Il cybercrime logistico ridefinisce i rischi della supply chain: l’analisi di Transporeon tra attacchi digitali, frodi nel trasporto e nuove misure di resilienza
Il cybercrime logistico sta cambiando in profondità il modo in cui si manifesta il furto merci, in Italia e nel resto d’Europa. Non si tratta più soltanto di sottrarre un carico durante il viaggio, ma di colpire prima, agendo sulle identità digitali, sugli accessi ai sistemi e sui flussi informativi che regolano spedizioni e trasporti. In questo scenario, il settore della logistica appare tra i più esposti. In Italia, secondo i dati citati da Transporeon, gli eventi cyber malevoli sono aumentati del 38% in un anno e oltre 500 operatori del trasporto rientrano ora tra le infrastrutture critiche nazionali nel quadro della direttiva NIS2. Il quadro, però, è europeo: Germania e Italia risultano ai primi posti per episodi di freight fraud e cargo crime, con la Germania che registra un furto ogni tre giorni e l’Italia subito dopo. La protezione di flotte, magazzini e nodi logistici, dunque, non basta più; alla difesa fisica si affianca la necessità di presidiare le connessioni digitali che tengono in funzione l’intera supply chain.

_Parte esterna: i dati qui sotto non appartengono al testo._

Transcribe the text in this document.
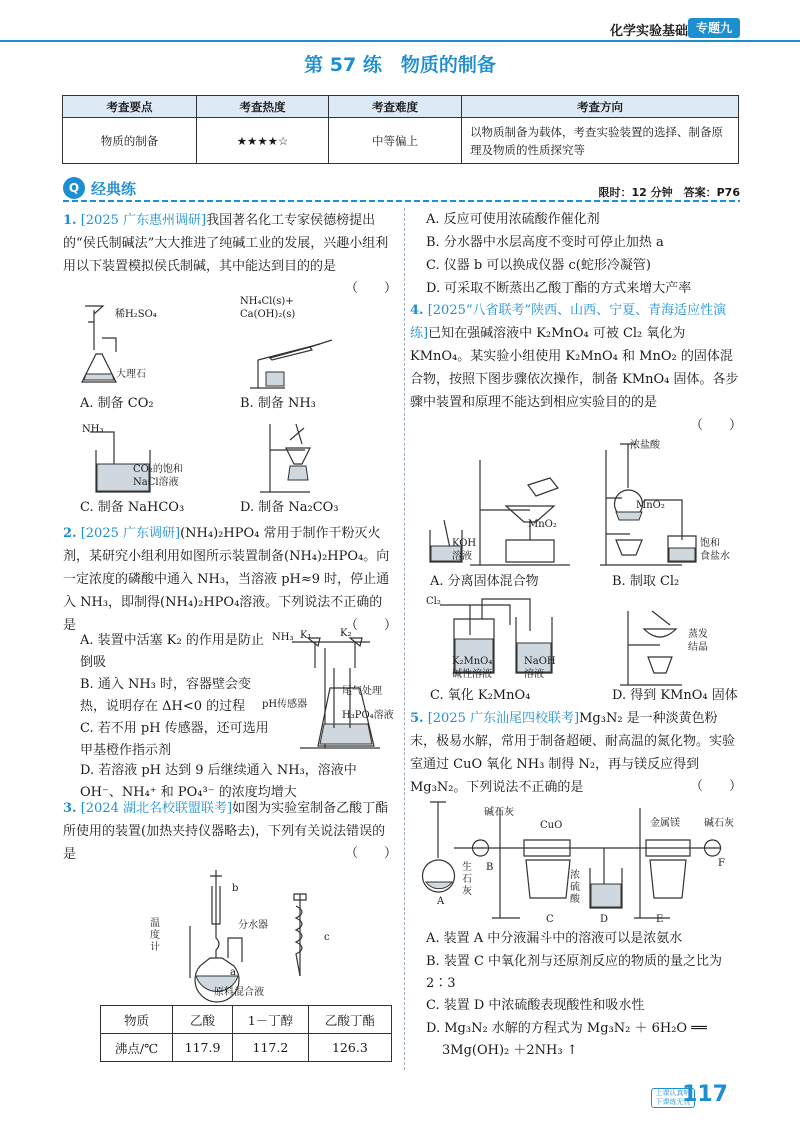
化学实验基础 专题九
第 57 练　物质的制备
考查要点	考查热度	考查难度	考查方向
物质的制备	★★★★☆	中等偏上	以物质制备为载体，考查实验装置的选择、制备原理及物质的性质探究等
Q 经典练	限时：12 分钟　答案：P76
1. [2025 广东惠州调研]我国著名化工专家侯德榜提出的“侯氏制碱法”大大推进了纯碱工业的发展，兴趣小组利用以下装置模拟侯氏制碱，其中能达到目的的是
（　　）
稀H₂SO₄
大理石
NH₄Cl(s)+
Ca(OH)₂(s)
A. 制备 CO₂	B. 制备 NH₃
NH₃
CO₂的饱和
NaCl溶液
C. 制备 NaHCO₃	D. 制备 Na₂CO₃
2. [2025 广东调研](NH₄)₂HPO₄ 常用于制作干粉灭火剂，某研究小组利用如图所示装置制备(NH₄)₂HPO₄。向一定浓度的磷酸中通入 NH₃，当溶液 pH≈9 时，停止通入 NH₃，即制得(NH₄)₂HPO₄溶液。下列说法不正确的是	（　　）
A. 装置中活塞 K₂ 的作用是防止倒吸
B. 通入 NH₃ 时，容器壁会变热，说明存在 ΔH<0 的过程
C. 若不用 pH 传感器，还可选用甲基橙作指示剂
D. 若溶液 pH 达到 9 后继续通入 NH₃，溶液中 OH⁻、NH₄⁺ 和 PO₄³⁻ 的浓度均增大
NH₃ K₁	K₂
尾气处理
pH传感器
H₃PO₄溶液
3. [2024 湖北名校联盟联考]如图为实验室制备乙酸丁酯所使用的装置(加热夹持仪器略去)，下列有关说法错误的是	（　　）
b
温度计
分水器
a
原料混合液
c
物质	乙酸	1－丁醇	乙酸丁酯
沸点/℃	117.9	117.2	126.3
A. 反应可使用浓硫酸作催化剂
B. 分水器中水层高度不变时可停止加热 a
C. 仪器 b 可以换成仪器 c(蛇形冷凝管)
D. 可采取不断蒸出乙酸丁酯的方式来增大产率
4. [2025“八省联考”陕西、山西、宁夏、青海适应性演练]已知在强碱溶液中 K₂MnO₄ 可被 Cl₂ 氧化为 KMnO₄。某实验小组使用 K₂MnO₄ 和 MnO₂ 的固体混合物，按照下图步骤依次操作，制备 KMnO₄ 固体。各步骤中装置和原理不能达到相应实验目的的是
（　　）
浓盐酸
MnO₂
MnO₂
KOH
溶液
饱和
食盐水
A. 分离固体混合物	B. 制取 Cl₂
Cl₂
K₂MnO₄
碱性溶液
NaOH
溶液
蒸发
结晶
C. 氧化 K₂MnO₄	D. 得到 KMnO₄ 固体
5. [2025 广东汕尾四校联考]Mg₃N₂ 是一种淡黄色粉末，极易水解，常用于制备超硬、耐高温的氮化物。实验室通过 CuO 氧化 NH₃ 制得 N₂，再与镁反应得到 Mg₃N₂。下列说法不正确的是	（　　）
碱石灰
CuO	金属镁 碱石灰
B
生石灰
浓硫酸
F
A
C	D	E
A. 装置 A 中分液漏斗中的溶液可以是浓氨水
B. 装置 C 中氧化剂与还原剂反应的物质的量之比为 2∶3
C. 装置 D 中浓硫酸表现酸性和吸水性
D. Mg₃N₂ 水解的方程式为 Mg₃N₂ ＋ 6H₂O ══
3Mg(OH)₂ ＋2NH₃ ↑
上课认真听 下课练无忧
117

La convergenza tra attacco informatico e frode operativa
Il cybercrime logistico si inserisce in un ecosistema criminale sempre più specializzato, nel quale phishing, ransomware, vendita di accessi compromessi e falsificazione di credenziali si intrecciano con pratiche come la creazione di società fittizie e la clonazione di vettori reali. Il risultato è una minaccia ibrida: l’attacco parte dal livello digitale, ma produce effetti immediati sulla movimentazione fisica delle merci. Secondo il Threat Landscape Report 2025 di ENISA richiamato nel testo, i trasporti sono il secondo settore più colpito nell’Unione europea e il ransomware pesa per oltre l’80% degli incidenti rilevati. A rendere più complesso il quadro contribuisce anche l’uso dell’intelligenza artificiale, presente in una violazione su sei. Un accesso abusivo a una piattaforma freight può bastare per modificare load board, cambiare destinazioni, deviare pagamenti o intercettare spedizioni quando il controllo umano non è ancora intervenuto. In una filiera frammentata, dove dati e workflow restano distribuiti tra sistemi non integrati, questa esposizione cresce. E cresce in fretta.
Dalla frammentazione alla resilienza della supply chain
Per Transporeon, la risposta passa da un modello di sicurezza integrato nella gestione quotidiana della supply chain. Gli approcci solo reattivi mostrano limiti evidenti davanti ad attori automatizzati e organizzati, mentre la NIS2 impone di includere nei processi di rischio anche fornitori, partner e provider di servizi. Il punto centrale è che un soggetto può rappresentare un rischio critico anche senza essere colpito spesso: se la sua compromissione mette in difficoltà l’intera rete, la vulnerabilità diventa sistemica. Per questo la resilienza si fonda su tre elementi: identità e accessi verificati nel tempo, monitoraggio continuo della rete e condivisione delle informazioni sulle minacce. Le tecnologie basate sull’intelligenza artificiale possono rilevare rotte anomale, accessi sospetti o modifiche inattese nei carichi, ma i segnali devono tradursi in controlli operativi tempestivi, prima che la merce venga movimentata. Resta inoltre decisivo il fattore umano, perché molte violazioni nascono ancora da credenziali compromesse o da errori procedurali. In questo contesto, il valore della connettività non dipende dal numero delle connessioni, ma dalla loro governance. È qui che, secondo Transporeon, si gioca oggi la tenuta della logistica europea.